E allora si è allenato sul prato del campo di calcio del Tc Junior San Benedetto di La Spezia.
«Meglio di niente: l’importante era aggiustare gli spostamenti e la tecnica all’erba, che rispetto alla terra è un altro sport».
Gli ottavi al Roland Garros impongono alte ambizioni anche a Londra.
«L’obiettivo è far bene: raggiungere la seconda settimana non sarebbe un cattivo risultato. Certo dovrò accorciare le mie aperture esagerate ma posso cavarmela anche sul verde grazie alle variazioni, alla palla corta, alle volée».
Affrontare l’idolo Federer a casa sua sarebbe un sogno?
«Ho ancora negli occhi la finale 2019 che Roger perse con Djokovic sprecando due match point: in tanti non abbiamo dormito, quella notte. Quindi sì, affrontare Federer a Wimbledon sarebbe qualcosa di grandissimo».

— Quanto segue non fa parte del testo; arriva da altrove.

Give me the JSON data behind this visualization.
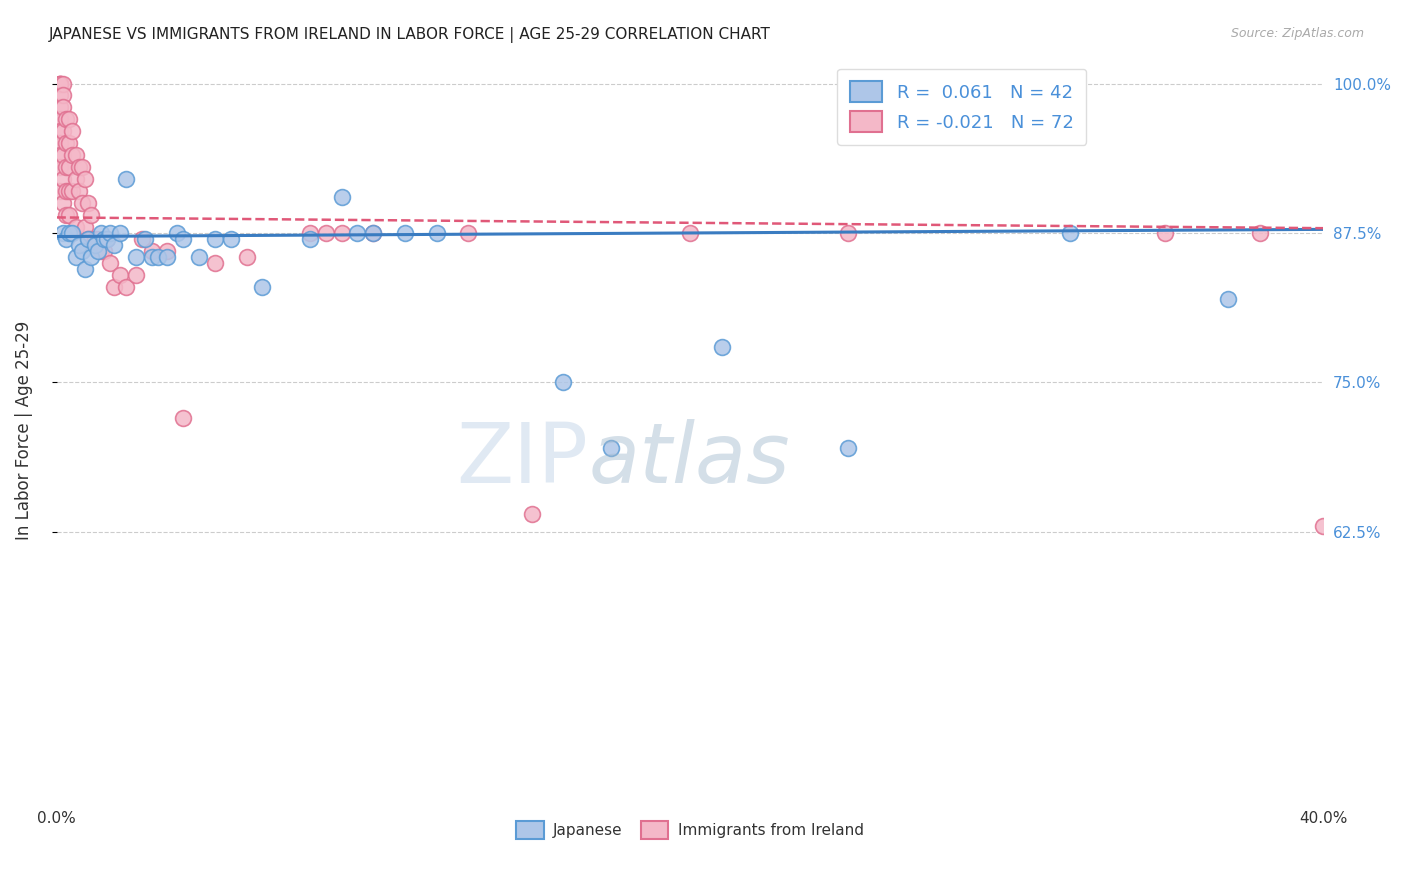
{
  "title": "JAPANESE VS IMMIGRANTS FROM IRELAND IN LABOR FORCE | AGE 25-29 CORRELATION CHART",
  "source": "Source: ZipAtlas.com",
  "ylabel": "In Labor Force | Age 25-29",
  "xlim": [
    0.0,
    0.4
  ],
  "ylim": [
    0.4,
    1.02
  ],
  "yticks": [
    1.0,
    0.875,
    0.75,
    0.625
  ],
  "ytick_labels": [
    "100.0%",
    "87.5%",
    "75.0%",
    "62.5%"
  ],
  "xticks": [
    0.0,
    0.05,
    0.1,
    0.15,
    0.2,
    0.25,
    0.3,
    0.35,
    0.4
  ],
  "xtick_labels": [
    "0.0%",
    "",
    "",
    "",
    "",
    "",
    "",
    "",
    "40.0%"
  ],
  "japanese_R": 0.061,
  "japanese_N": 42,
  "ireland_R": -0.021,
  "ireland_N": 72,
  "japanese_color": "#aec6e8",
  "japanese_edge_color": "#5b9bd5",
  "ireland_color": "#f4b8c8",
  "ireland_edge_color": "#e07090",
  "japanese_line_color": "#3a7cc1",
  "ireland_line_color": "#e05878",
  "japanese_x": [
    0.002,
    0.003,
    0.004,
    0.005,
    0.006,
    0.007,
    0.008,
    0.009,
    0.01,
    0.011,
    0.012,
    0.013,
    0.014,
    0.015,
    0.016,
    0.017,
    0.018,
    0.02,
    0.022,
    0.025,
    0.028,
    0.03,
    0.032,
    0.035,
    0.038,
    0.04,
    0.045,
    0.05,
    0.055,
    0.065,
    0.08,
    0.09,
    0.095,
    0.1,
    0.11,
    0.12,
    0.16,
    0.175,
    0.21,
    0.25,
    0.32,
    0.37
  ],
  "japanese_y": [
    0.875,
    0.87,
    0.875,
    0.875,
    0.855,
    0.865,
    0.86,
    0.845,
    0.87,
    0.855,
    0.865,
    0.86,
    0.875,
    0.87,
    0.87,
    0.875,
    0.865,
    0.875,
    0.92,
    0.855,
    0.87,
    0.855,
    0.855,
    0.855,
    0.875,
    0.87,
    0.855,
    0.87,
    0.87,
    0.83,
    0.87,
    0.905,
    0.875,
    0.875,
    0.875,
    0.875,
    0.75,
    0.695,
    0.78,
    0.695,
    0.875,
    0.82
  ],
  "ireland_x": [
    0.001,
    0.001,
    0.001,
    0.001,
    0.001,
    0.001,
    0.001,
    0.001,
    0.001,
    0.001,
    0.001,
    0.001,
    0.002,
    0.002,
    0.002,
    0.002,
    0.002,
    0.002,
    0.002,
    0.003,
    0.003,
    0.003,
    0.003,
    0.003,
    0.004,
    0.004,
    0.004,
    0.004,
    0.004,
    0.005,
    0.005,
    0.005,
    0.006,
    0.006,
    0.006,
    0.007,
    0.007,
    0.008,
    0.008,
    0.009,
    0.009,
    0.01,
    0.01,
    0.011,
    0.011,
    0.012,
    0.013,
    0.014,
    0.015,
    0.016,
    0.017,
    0.018,
    0.02,
    0.022,
    0.025,
    0.027,
    0.03,
    0.035,
    0.04,
    0.05,
    0.06,
    0.08,
    0.085,
    0.09,
    0.1,
    0.13,
    0.15,
    0.2,
    0.25,
    0.35,
    0.38,
    0.4
  ],
  "ireland_y": [
    1.0,
    1.0,
    1.0,
    1.0,
    0.99,
    0.98,
    0.97,
    0.96,
    0.95,
    0.94,
    0.93,
    0.91,
    1.0,
    0.99,
    0.98,
    0.96,
    0.94,
    0.92,
    0.9,
    0.97,
    0.95,
    0.93,
    0.91,
    0.89,
    0.97,
    0.95,
    0.93,
    0.91,
    0.89,
    0.96,
    0.94,
    0.91,
    0.94,
    0.92,
    0.88,
    0.93,
    0.91,
    0.93,
    0.9,
    0.92,
    0.88,
    0.9,
    0.87,
    0.89,
    0.87,
    0.87,
    0.87,
    0.86,
    0.86,
    0.87,
    0.85,
    0.83,
    0.84,
    0.83,
    0.84,
    0.87,
    0.86,
    0.86,
    0.72,
    0.85,
    0.855,
    0.875,
    0.875,
    0.875,
    0.875,
    0.875,
    0.64,
    0.875,
    0.875,
    0.875,
    0.875,
    0.63
  ]
}
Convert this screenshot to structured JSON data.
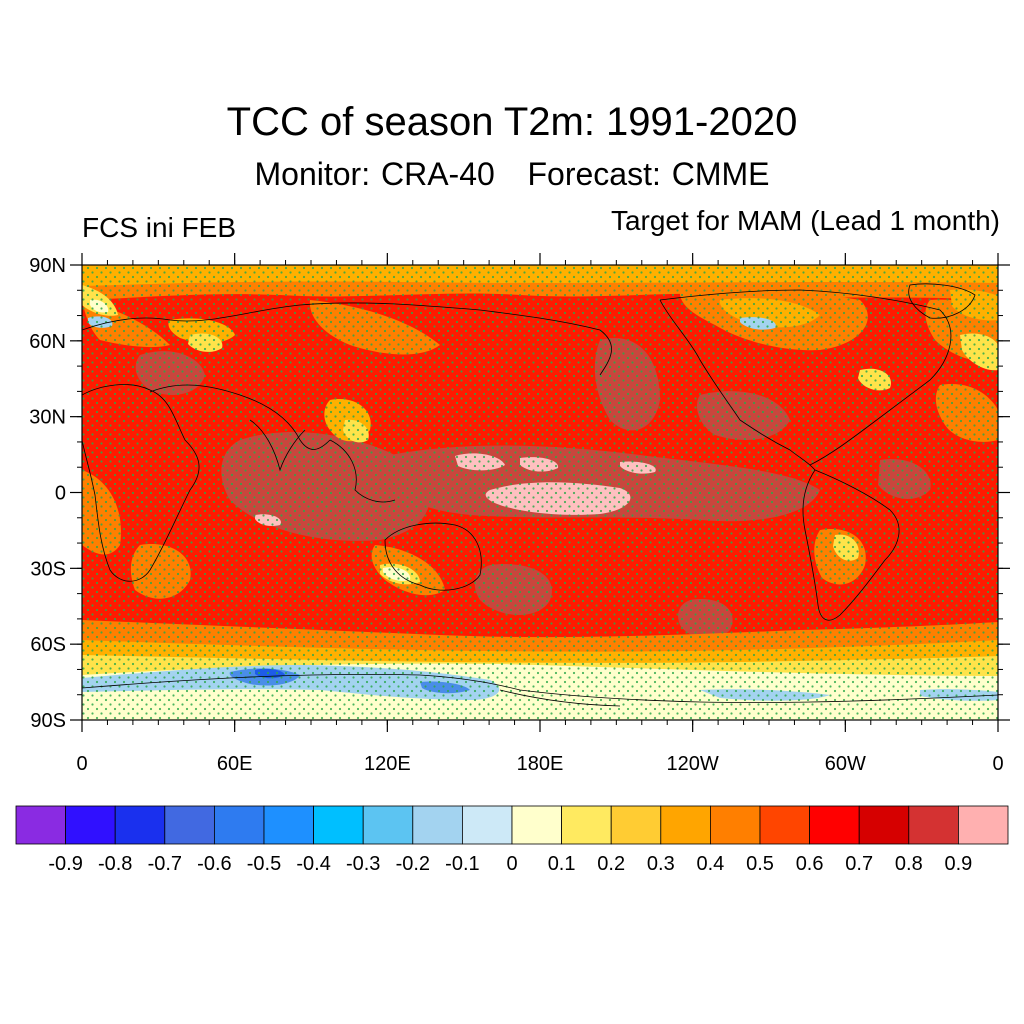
{
  "title": "TCC of season T2m: 1991-2020",
  "subtitle": {
    "monitor": "Monitor: CRA-40",
    "forecast": "Forecast: CMME"
  },
  "left_label": "FCS ini FEB",
  "right_label": "Target for MAM (Lead 1 month)",
  "map": {
    "projection": "cylindrical-equidistant",
    "lon_range": [
      0,
      360
    ],
    "lat_range": [
      -90,
      90
    ],
    "lat_ticks": [
      {
        "value": 90,
        "label": "90N"
      },
      {
        "value": 60,
        "label": "60N"
      },
      {
        "value": 30,
        "label": "30N"
      },
      {
        "value": 0,
        "label": "0"
      },
      {
        "value": -30,
        "label": "30S"
      },
      {
        "value": -60,
        "label": "60S"
      },
      {
        "value": -90,
        "label": "90S"
      }
    ],
    "lon_ticks": [
      {
        "value": 0,
        "label": "0"
      },
      {
        "value": 60,
        "label": "60E"
      },
      {
        "value": 120,
        "label": "120E"
      },
      {
        "value": 180,
        "label": "180E"
      },
      {
        "value": 240,
        "label": "120W"
      },
      {
        "value": 300,
        "label": "60W"
      },
      {
        "value": 360,
        "label": "0"
      }
    ],
    "stipple_color": "#2aa84a",
    "coastline_color": "#000000"
  },
  "colorbar": {
    "colors": [
      "#8a2be2",
      "#3010ff",
      "#1a30ee",
      "#4169e1",
      "#2e7bf0",
      "#1e90ff",
      "#00bfff",
      "#5cc4f2",
      "#a3d3f0",
      "#cde9f7",
      "#ffffcc",
      "#ffea60",
      "#ffcc33",
      "#ffa500",
      "#ff7f00",
      "#ff4500",
      "#ff0000",
      "#d60000",
      "#d43232",
      "#ffb0b0"
    ],
    "labels": [
      "-0.9",
      "-0.8",
      "-0.7",
      "-0.6",
      "-0.5",
      "-0.4",
      "-0.3",
      "-0.2",
      "-0.1",
      "0",
      "0.1",
      "0.2",
      "0.3",
      "0.4",
      "0.5",
      "0.6",
      "0.7",
      "0.8",
      "0.9"
    ]
  }
}
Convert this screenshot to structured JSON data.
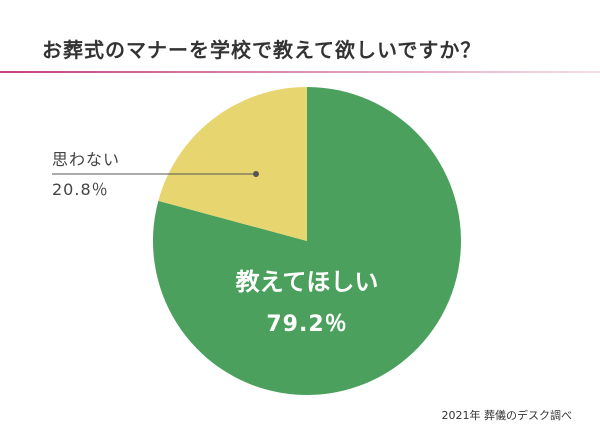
{
  "title": "お葬式のマナーを学校で教えて欲しいですか？",
  "source": "2021年 葬儀のデスク調べ",
  "colors": {
    "rule_start": "#c6407f",
    "rule_end": "#f3dfe9",
    "green": "#4aa05c",
    "yellow": "#e7d66f",
    "leader": "#555555"
  },
  "chart_data": {
    "type": "pie",
    "title": "お葬式のマナーを学校で教えて欲しいですか？",
    "slices": [
      {
        "label": "教えてほしい",
        "value": 79.2,
        "value_label": "79.2％",
        "color": "#4aa05c"
      },
      {
        "label": "思わない",
        "value": 20.8,
        "value_label": "20.8％",
        "color": "#e7d66f"
      }
    ]
  }
}
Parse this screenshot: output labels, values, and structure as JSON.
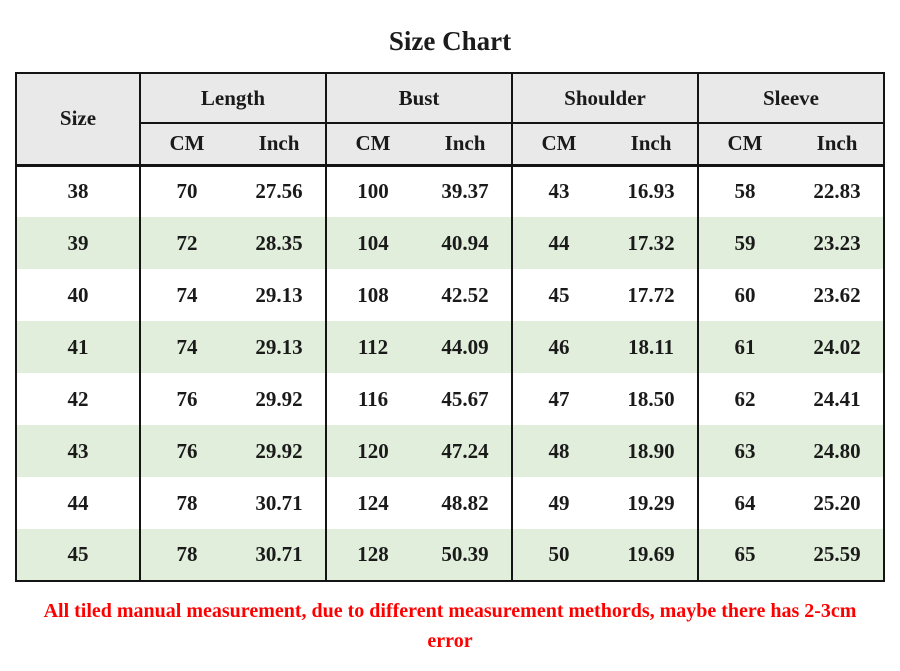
{
  "title": "Size Chart",
  "colors": {
    "header_bg": "#e9e9e9",
    "stripe_green": "#e1eedb",
    "border_black": "#141414",
    "text": "#1a1a1a",
    "note_red": "#fe0000"
  },
  "chart_data": {
    "type": "table",
    "title": "Size Chart",
    "corner_header": "Size",
    "column_groups": [
      "Length",
      "Bust",
      "Shoulder",
      "Sleeve"
    ],
    "unit_headers": [
      "CM",
      "Inch"
    ],
    "columns": [
      "Size",
      "Length CM",
      "Length Inch",
      "Bust CM",
      "Bust Inch",
      "Shoulder CM",
      "Shoulder Inch",
      "Sleeve CM",
      "Sleeve Inch"
    ],
    "rows": [
      [
        "38",
        "70",
        "27.56",
        "100",
        "39.37",
        "43",
        "16.93",
        "58",
        "22.83"
      ],
      [
        "39",
        "72",
        "28.35",
        "104",
        "40.94",
        "44",
        "17.32",
        "59",
        "23.23"
      ],
      [
        "40",
        "74",
        "29.13",
        "108",
        "42.52",
        "45",
        "17.72",
        "60",
        "23.62"
      ],
      [
        "41",
        "74",
        "29.13",
        "112",
        "44.09",
        "46",
        "18.11",
        "61",
        "24.02"
      ],
      [
        "42",
        "76",
        "29.92",
        "116",
        "45.67",
        "47",
        "18.50",
        "62",
        "24.41"
      ],
      [
        "43",
        "76",
        "29.92",
        "120",
        "47.24",
        "48",
        "18.90",
        "63",
        "24.80"
      ],
      [
        "44",
        "78",
        "30.71",
        "124",
        "48.82",
        "49",
        "19.29",
        "64",
        "25.20"
      ],
      [
        "45",
        "78",
        "30.71",
        "128",
        "50.39",
        "50",
        "19.69",
        "65",
        "25.59"
      ]
    ],
    "layout_hints": {
      "stripe_pattern": "even rows white, odd rows pale green",
      "header_rows": 2,
      "grid": "vertical separators between column groups only"
    },
    "footnote": "All tiled manual measurement, due to different measurement methords, maybe there has 2-3cm error"
  }
}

Intanto al primo turno c’è quell’Hurkacz, che ad aprile sconfisse Sinner in finale al Miami Open. Non un cliente facile.
«Batte bene, gioca d’anticipo, ha una buona mano. Tennista da veloce, ma l’erba è tutta un’altra bestia».
Più emozionante affrontare Djokovic sul centrale di Parigi o la commissione dell’esame di maturità a Cecina?
«Eh, è una bella lotta...».
L’esperienza di Parigi
Mi sono portato a casa la fiducia e la certezza di essere stato superiore al n.1 del mondo per due set
Come ha smaltito la sbornia di Parigi?
«Mia mamma ha rotto talmente per la maturità, che mi ha riportato subito con i piedi per terra! Mi sono tolto un bel peso, adesso mi prendo un anno per dedicarmi solo al tennis, poi penserò a un’eventuale università».
Su cosa ha discusso l’elaborato?
«Maturità linguistica da privatista, in inglese ho portato Thomas Hardy, in francese De Lamartine: in entrambi i casi due poesie che rispecchiavano il nodo concettuale della natura matrigna. Volevo fare bella figura, avevo studiato parecchio. Alla fine sono andato via liscio, il voto lo saprò in questi giorni».
Cosa si pensa avanti due set a zero con Djokovic?
«Pochissimo. Sul 7-6, 7-6 ero convinto che non avrebbe mai mollato e non so se questo timore mi abbia tolto energia, rendendomi più vulnerabile, perché da lì in poi, tra problemi fisici e stanchezza, non sono più riuscito ad esprimermi. Lui ha visto uno spiraglio e ci si è infilato».
E cosa si pensa sotto 4-0 al quinto set con Djokovic?
«A quel punto non ero più io, il mio angolo mi aveva già detto di ritirarmi».
Non si è pentito di averlo fatto, Lorenzo? Non era meglio restare in campo e perdere 6-0 al quinto?
«Non avrei voluto, ma rischiavo di farmi davvero male. Alla fine ho dato retta al mio angolo».
Perché il Djoker è quasi ingiocabile?
«È veramente una macchina. Perde 7-6, 7-6 da un ragazzino italiano e ha la capacità di azzerare tutto e ricominciare da capo, come se niente fosse successo. Così ci nasci, non ci diventi».